Continuing with that same Wikipedia entry, another theme of early Venetian development was the struggle with outsiders. Historians have come to the conclusion, according to the Wikipedia author, that the first Venetians were refugees fleeing Hun and Germanic invasions of the Italian peninsula. Given the dates of these invasions, the refugees must have arrived between 200 and 400 AD.
Another invading group, named the Lombards, had a longer lasting influence on Venice than did the Huns and Germans. According to traditional accounts, the Lombards originally came from Scandinavia, settled in central Europe, and finally established, by 568, a kingdom in Italy to the west of Veneto, the region in which the Venetians lived. The Lombard presence both threatened and helped increase the Venetian population. As the Lombards began to expand and take more territory, more setters arrived in Venetian territory.
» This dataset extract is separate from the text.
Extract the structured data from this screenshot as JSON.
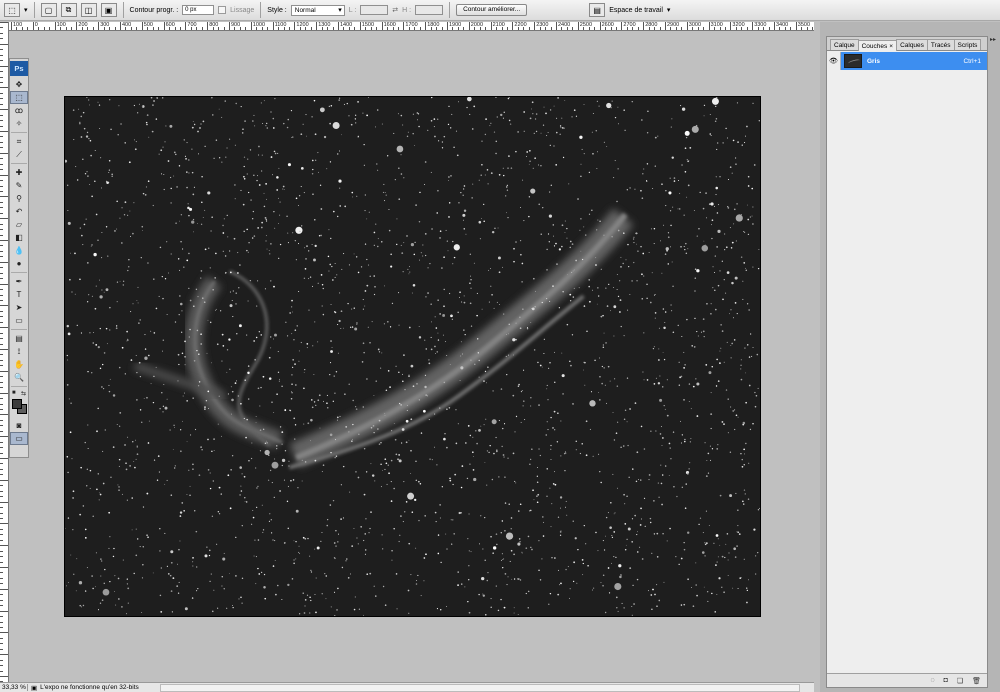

The western half of the Empire, centered in Rome, had collapsed, so the eastern half, centered in modern day Turkey, continued to survive as a powerful empire for the next thousand years. While under the auspices of this powerful eastern empire, the Venetians managed establish a secure local government, the first governing council of which was named the Tribuni Maiores.
Two centuries later in 726, the Venetians managed to gain a level of political independence. They rose up in rebellion, expelled foreign government officials, and killed the Byzantine representative who governed Venice. This was, of course, only a partial step towards complete independence and international power. In the next few paragraphs, I’ll explain how the Venetians used their connections with the Byzantines to build a maritime and trading empire.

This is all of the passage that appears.